Al saber que Todd Haynes había dirigido una adaptación cinematográfica de “Carol”, sintiendo un gran deseo de ver la película, volví a leer la novela de Patricia Highsmith. Allí está una descripción de Carol cuando aparece en unos grandes almac nes fascinando a Therese: “Era alta y rubia, y su esbelta y grácil figura iba envuelta en un amplio abrigo de piel que mantenía abierto con una mano puesta en la cintura. Tenía los ojos grises, transparentes, pero dominantes como la luz o el fuego. Atrapada por aquellos ojos, Therese no podía apartar la mirada”. Pensé que Cate Blanchett estaba destinada a encarnar tal personaje. No importa que sus ojos sean azules, pues dominan con su fulgor y atraen la mirada. De esos ojos, un espejo, habló Isabelle Huppert cuando glosó la personalidad de Blanchett, celebrando su libertad y audacia como actriz, antes de entregarle hace dos años un César de Honor: sonrientes, tristes, cándidos, maliciosos, inteligentes, insondables, enigmáticos, soñadores, trágicos, humanos y a la vez salvajes. Huppert lo remató ensalzando “esa mirada de cine que nos encanta en todos los filmes que ella atraviesa”.
Una “mirada de cine” que, ligada a un aura y cierto porte, hace que Blanchett nos recuerde las estrellas del Hollywood clásico aunque, sin embargo, su físico mismo, su actitud, su manera de desenvolverse y también de actuar no sean un anacronismo, sino, por así decirlo, de estos tiempos.
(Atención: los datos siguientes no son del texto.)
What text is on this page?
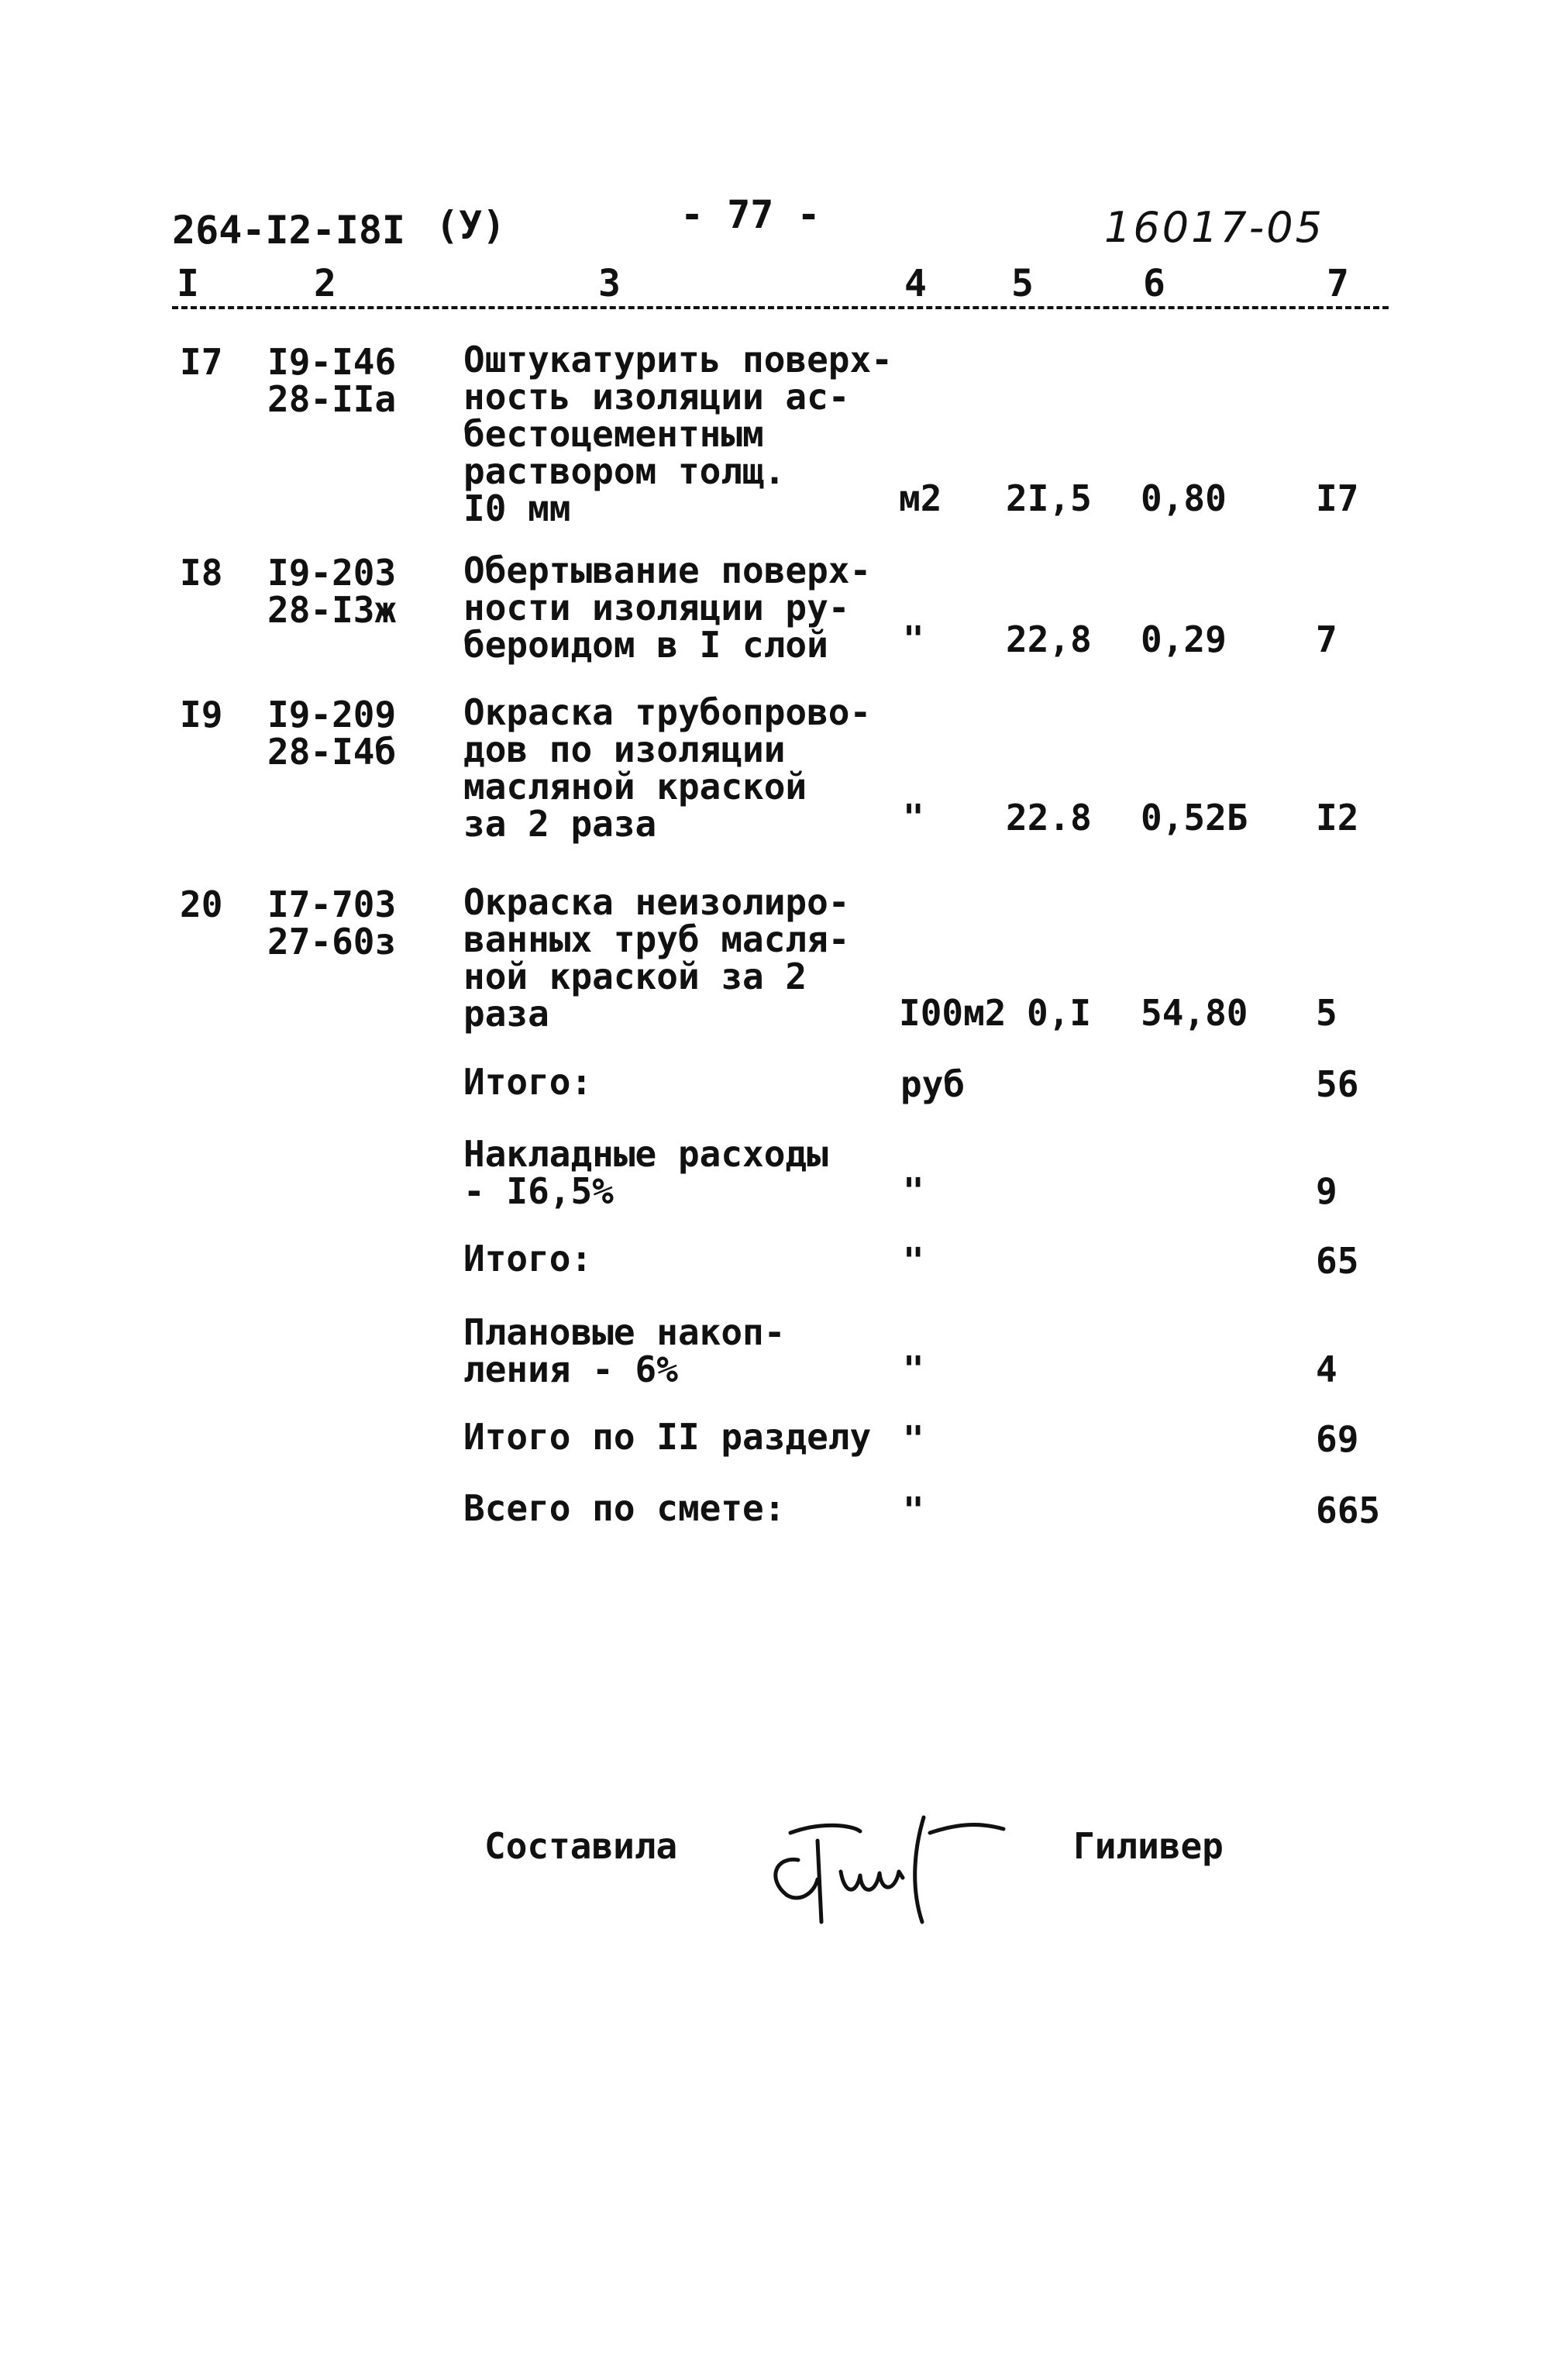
264-I2-I8I (У)	- 77 -	16017-05
I	2	3	4 5	6	7
I7 I9-I46
28-IIа
Оштукатурить поверх-
ность изоляции ас-
бестоцементным
раствором толщ.
I0 мм	м2 2I,5 0,80	I7
I8 I9-203
28-I3ж
Обертывание поверх-
ности изоляции ру-
бероидом в I слой	" 22,8 0,29	7
I9 I9-209
28-I4б
Окраска трубопрово-
дов по изоляции
масляной краской
за 2 раза	" 22.8 0,52Б I2
20 I7-703
27-60з
Окраска неизолиро-
ванных труб масля-
ной краской за 2
раза	I00м2 0,I 54,80 5
Итого:	руб	56
Накладные расходы
- I6,5%	"	9
Итого:	"	65
Плановые накоп-
ления - 6%	"	4
Итого по II разделу "	69
Всего по смете:	"	665
Составила	Гиливер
De hecho y como es sabido, dada su camaleónica capacidad de transformarse, parece que Cate Blanchett pueda interpretarlo, serlo, todo. No me corresponde ocuparme de sus metamorfosis en una amplia galería de personajes en filmes diversos, si no atender a esta imagen que puede asociarse a las actrices del cine clásico. De ahí que Martin Scorsese le concediera en El aviador el papel de Katharine Hepburn, aunque ésta, siendo quizás también significativo respecto el porqué de la elección de Blanchett, quiso ser una “mujer moderna” a quien, por ello, muchos de sus coetáneos no consideraron una estrella. No es por nada que en El buen alemán, de Steven Soder bergh, asuma un rol de femme fatale, siempre en apuros, dentro de un film imitativo hasta el pastiche de las formas, géneros y atmosferas clásicas. Como tampoco que Guillermo del Toro pensase en ella para que interpretase una mujer maldita en el remake de El callejón de las almas perdidas, tan abonado a lo grotesco. Me atrevo a decir que Todd Haynes, después de regalarle una jugosa en carnación de Bob Dylan, es quien ha sabido explorar mejor esa aura de estrella clásica de Blanchett.
De hecho, Carol Aird se mueve y despliega una gestualidad como si tuviera como modelos actrices de la época, primeros de los últimos años cincuenta en que transcurre el relato. Pongamos Lauren Bacall, Grace Kelly, Lana Turner, quienes también podrían ser el referente de Blanchett para construir la imagen de Carol. Sin embargo, ¿no hay algo diferente? Creo que esto tiene que ver con la naturaleza de la película, que se resiste a ser etiquetada como una mera imitación del cine clásico o más bien manierista al recoger las búsquedas de la modernidad cinematográfica, y también con la propia Blanchett, inclasificable y sorprendente. Carol puede verse como la sublimación de su arte interpretativo a través de una gestualidad consciente que irradia en el parpadeo, la media sonrisa, toda esa elegancia de los movimientos corporales. Un arte también ligado al dominio de una voz seductora que abarca una diversidad de registros. Pero, ¿de dónde sale la mirada del plano final de Carol dirigida a Therese (Rooney Mara) y también al espectador? ¿Qué hace aparecer la gestualidad que, como una vibración íntima, expresa tantas cosas en pocos segundos? Puede que del hecho que no sea sólo una actriz que todo lo controla, como se ha dicho, sino también del abandono a la emoción del momento.